From Hernandez’s recollections, it’s not all that difficult to see why. WJPZ was built on spare parts from WAER and signal strength with less power than a light bulb. But the station and its mission, offering alternative radio opportunities from WAER, have soldiered on over a storied 40 years.
It’s that scope that alumnus Scott MacFarlane tried to capture in “Greatest Media Classroom,” a documentary spanning the four decades of WJPZ, colloquially christened Z89 since making the leap to the FM dial in 1985. Commissioned by WJPZ’s Alumni Association and set to premiere Saturday at the Sheraton University Hotel and Conference Center, MacFarlane spearheaded the project to chronicle each era of WJPZ history.

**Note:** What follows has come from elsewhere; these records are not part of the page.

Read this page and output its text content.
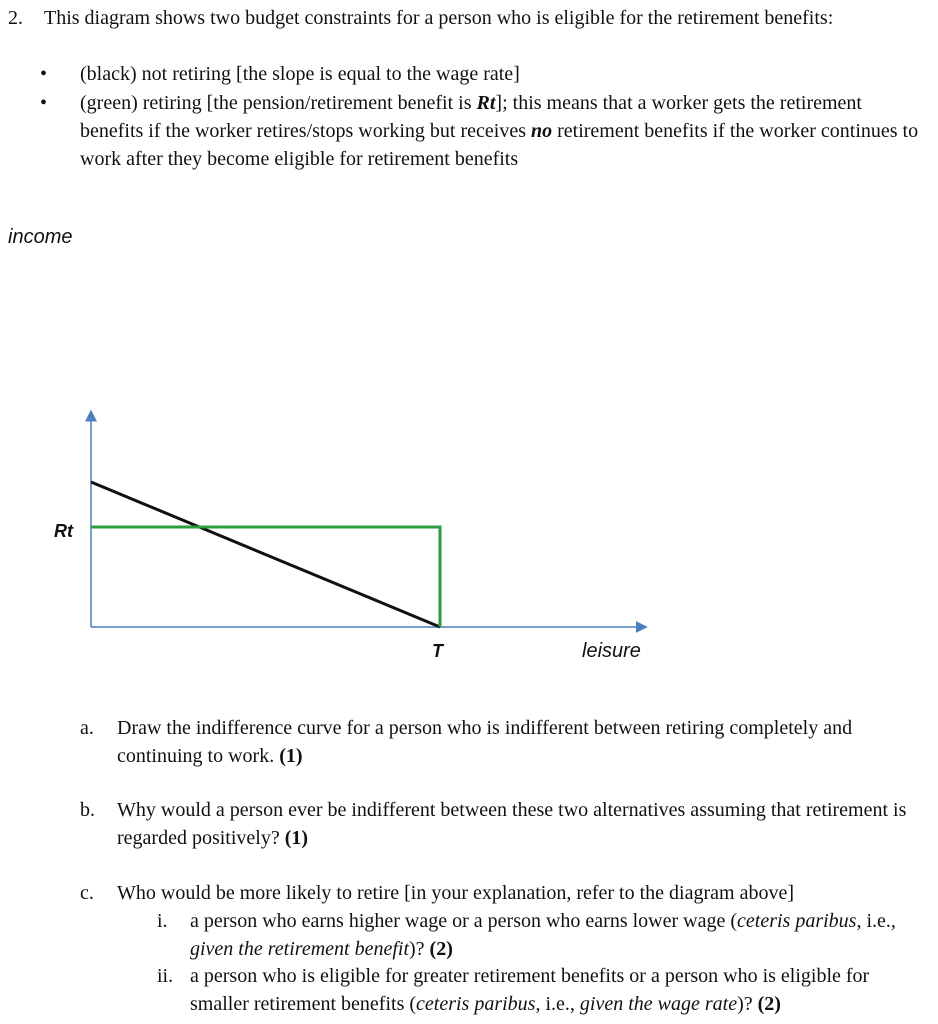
2. This diagram shows two budget constraints for a person who is eligible for the retirement benefits:
• (black) not retiring [the slope is equal to the wage rate]
• (green) retiring [the pension/retirement benefit is Rt]; this means that a worker gets the retirement benefits if the worker retires/stops working but receives no retirement benefits if the worker continues to work after they become eligible for retirement benefits
income
leisure
Rt
T
a. Draw the indifference curve for a person who is indifferent between retiring completely and continuing to work. (1)
b. Why would a person ever be indifferent between these two alternatives assuming that retirement is regarded positively? (1)
c. Who would be more likely to retire [in your explanation, refer to the diagram above]
i. a person who earns higher wage or a person who earns lower wage (ceteris paribus, i.e., given the retirement benefit)? (2)
ii. a person who is eligible for greater retirement benefits or a person who is eligible for smaller retirement benefits (ceteris paribus, i.e., given the wage rate)? (2)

“Working on the documentary was enlightening and jaw-dropping,” MacFarlane, a 1998 SU alum, said. “It showed a pattern of ambitious projects over time, like getting a frequency and building the tower. Students always pulled it off. They’re things professionals would struggle with.”
MacFarlane’s own story intersects closely with the station’s story. He arrived at WJPZ on his first day on campus, and spent all four years of his collegiate life working for the station. He bounced between WAER and WJPZ, but said that while he enjoyed working with WAER, it was WJPZ that left him with a stronger emotional attachment.
“Students run the place and built the place, and it’s self-reliant,” MacFarlane said. “It’s contagious to watch and learn and work with talented, hungry people.”
Though MacFarlane made a point to leave no era of WJPZ uncovered, he mentioned how moved he felt by a few moments of “Greatest Media Classroom.” One of those was the four minutes spent dedicated to the station’s coverage of the Pan Am Flight 103 tragedy in 1988, when WJPZ’s phone lines flooded with student calls.
But not every emotional clip unearthed by MacFarlane for the documentary is a tragic one; there are, according to MacFarlane, as many triumphs in the documentary as there are near misses.
“Some years just struck me as incredible,” he said. “Like 1985, when students got the station on the FM dial. Or just 1973, and starting the thing.”
Scott Meach, a 1990 alum whose WJPZ narrative parallels MacFarlane’s — starting right away at both stations before being drawn more closely to WJPZ’s magnetic pull — said the documentary is a testament to the vision of not just the station’s founders, but the students who kept the station both running and growing.
“The number of people touched by WJPZ is a lot,” Meach said. “The documentary touches on all the different eras and the impact the station’s had, and I was in tears after watching it.”
MacFarlane estimates some 100 alumni will brave the second coming of the polar vortex this weekend for the screening, and he jokes that getting alumni to come out on a 5-degree day in the dead of Syracuse winter is no easy feat.
And, though he’s keeping his fingers crossed for slightly warmer winter weather come Saturday afternoon, Hernandez said he’s looking forward to reflecting back on his WJPZ days.
Said Hernandez: “That what I helped start in 1973 is still there is so gratifying.”